Saturday, April 24, 2010

First Reit posts 1.3% rise in distributable income in Q1 to $5.25m

FIRST Real Estate Investment Trust (First Reit) has posted a 1.3 per cent year-on-year rise in distributable income for its first quarter to $5.25 million, its manager Bowsprit Capital Corporation said yesterday.

Distribution per unit (DPU) for the quarter ended March 31 rose 1.1 per cent to 1.9 cents from 1.88 cents a year earlier.

Using an annualised DPU of 7.71 cents, distribution yield for the quarter is 8.9 per cent based on the Reit's closing price of 86.5 cents on April 21. First Reit will close its books at the end of the trading day on May 3 and pay out the distribution entitled to unitholders on May 27.

Its gross revenue increased 0.6 per cent to $7.5 million, while net property income inched up by 0.3 per cent to $7.34 million from the year-ago period.

Bowsprit Capital said that the marginal increase in gross revenue resulted from the deferment of rental income from its Adam Road Hospital property, which is undergoing redevelopment for a cancer centre under the name Pacific Cancer Centre @ Adam Road. This partly offset the higher rental income that was received from First Reit's Indonesia properties.

Including the deferred rental income, the Reit's gross revenue would have increased by 4.6 per cent to $7.7 million, said Bowsprit in a statement.

Late last month, Bowsprit said that it will expand its investment policy to include, among other things, medical clinics, pharmacies, laboratories and diagnostic facilities. It will also include real estate and real estate-related assets that are used in areas like healthcare research, education, lifestyle and wellness management, manufacture, drugs and other healthcare goods and devices. Its current investment policy is to own and invest in real estate and real estate-related assets in Asia that are primarily used for healthcare and healthcare-related purposes.

The expanded policy will come into play from May 2.

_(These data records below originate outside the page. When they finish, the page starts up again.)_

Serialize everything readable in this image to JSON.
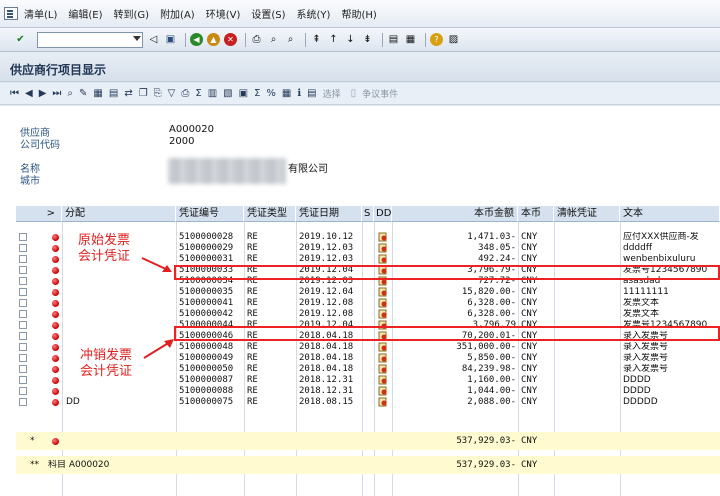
{
  "menu": [
    "清单(L)",
    "编辑(E)",
    "转到(G)",
    "附加(A)",
    "环境(V)",
    "设置(S)",
    "系统(Y)",
    "帮助(H)"
  ],
  "title": "供应商行项目显示",
  "appbar": {
    "select_label": "选择",
    "dispute_label": "争议事件"
  },
  "header": {
    "vendor_label": "供应商",
    "vendor_value": "A000020",
    "company_label": "公司代码",
    "company_value": "2000",
    "name_label": "名称",
    "name_value_visible": "有限公司",
    "city_label": "城市"
  },
  "columns": [
    "分配",
    "凭证编号",
    "凭证类型",
    "凭证日期",
    "S",
    "DD",
    "本币金额",
    "本币",
    "清帐凭证",
    "文本"
  ],
  "rows": [
    {
      "assign": "",
      "doc": "5100000028",
      "type": "RE",
      "date": "2019.10.12",
      "amount": "1,471.03-",
      "cur": "CNY",
      "text": "应付XXX供应商-发"
    },
    {
      "assign": "",
      "doc": "5100000029",
      "type": "RE",
      "date": "2019.12.03",
      "amount": "348.05-",
      "cur": "CNY",
      "text": "ddddff"
    },
    {
      "assign": "",
      "doc": "5100000031",
      "type": "RE",
      "date": "2019.12.03",
      "amount": "492.24-",
      "cur": "CNY",
      "text": "wenbenbixuluru"
    },
    {
      "assign": "",
      "doc": "5100000033",
      "type": "RE",
      "date": "2019.12.04",
      "amount": "3,796.79-",
      "cur": "CNY",
      "text": "发票号1234567890"
    },
    {
      "assign": "",
      "doc": "5100000034",
      "type": "RE",
      "date": "2019.12.03",
      "amount": "727.72-",
      "cur": "CNY",
      "text": "asasdad"
    },
    {
      "assign": "",
      "doc": "5100000035",
      "type": "RE",
      "date": "2019.12.04",
      "amount": "15,820.00-",
      "cur": "CNY",
      "text": "11111111"
    },
    {
      "assign": "",
      "doc": "5100000041",
      "type": "RE",
      "date": "2019.12.08",
      "amount": "6,328.00-",
      "cur": "CNY",
      "text": "发票文本"
    },
    {
      "assign": "",
      "doc": "5100000042",
      "type": "RE",
      "date": "2019.12.08",
      "amount": "6,328.00-",
      "cur": "CNY",
      "text": "发票文本"
    },
    {
      "assign": "",
      "doc": "5100000044",
      "type": "RE",
      "date": "2019.12.04",
      "amount": "3,796.79",
      "cur": "CNY",
      "text": "发票号1234567890"
    },
    {
      "assign": "",
      "doc": "5100000046",
      "type": "RE",
      "date": "2018.04.18",
      "amount": "70,200.01-",
      "cur": "CNY",
      "text": "录入发票号"
    },
    {
      "assign": "",
      "doc": "5100000048",
      "type": "RE",
      "date": "2018.04.18",
      "amount": "351,000.00-",
      "cur": "CNY",
      "text": "录入发票号"
    },
    {
      "assign": "",
      "doc": "5100000049",
      "type": "RE",
      "date": "2018.04.18",
      "amount": "5,850.00-",
      "cur": "CNY",
      "text": "录入发票号"
    },
    {
      "assign": "",
      "doc": "5100000050",
      "type": "RE",
      "date": "2018.04.18",
      "amount": "84,239.98-",
      "cur": "CNY",
      "text": "录入发票号"
    },
    {
      "assign": "",
      "doc": "5100000087",
      "type": "RE",
      "date": "2018.12.31",
      "amount": "1,160.00-",
      "cur": "CNY",
      "text": "DDDD"
    },
    {
      "assign": "",
      "doc": "5100000088",
      "type": "RE",
      "date": "2018.12.31",
      "amount": "1,044.00-",
      "cur": "CNY",
      "text": "DDDD"
    },
    {
      "assign": "DD",
      "doc": "5100000075",
      "type": "RE",
      "date": "2018.08.15",
      "amount": "2,088.00-",
      "cur": "CNY",
      "text": "DDDDD"
    }
  ],
  "sum_row": {
    "marker": "*",
    "amount": "537,929.03-",
    "cur": "CNY"
  },
  "total_row": {
    "marker": "**",
    "label": "科目 A000020",
    "amount": "537,929.03-",
    "cur": "CNY"
  },
  "annotations": {
    "original": [
      "原始发票",
      "会计凭证"
    ],
    "reversal": [
      "冲销发票",
      "会计凭证"
    ]
  },
  "colors": {
    "highlight": "#e22222",
    "annotation": "#e02020",
    "header_bg": "#d5e1ee",
    "sum_bg": "#fffad0"
  }
}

Said Bowsprit's chief executive Ronnie Tan on the expanded investment policy: 'The broader mandate will enable us to invest in a wider range of income-producing assets within the healthcare sector. The increased spread and diversity will enable us to improve the stability of returns to First Reit's unitholders.'

On top of the expansion of its investment policy, Bowsprit is looking to create more value-add for unitholders by making more investments in Indonesia.

'We also look forward to more investment opportunities from our sponsor, Lippo Karawaci, which has a pipeline of healthcare assets in Indonesia. Some of these may prove to be suitable and yield-accretive acquisitions for First Reit,' said Dr Tan.

He added that First Reit is unlikely to jump into China even though it is a market that offers vast opportunities.

'China is another market that offers much potential. But presently it looks like any healthcare asset acquisition there will require more evaluation and restructuring work for it to be able to meet First Reit's criteria.'

First Reit's current portfolio is made up of eight properties located in Indonesia and Singapore. In Indonesia, it has three hospitals under the Siloam Group name and a hotel. Its Singapore properties are made up of three nursing homes and the Pacific Cancer Center @ Adam Road, which will be completed by the middle of next year.

First Reit will keep to its payout policy of 100 per cent of distributable income for FY2010.

Yesterday, First Reit shares rose 0.6 per cent, or half a cent, to 87 cents.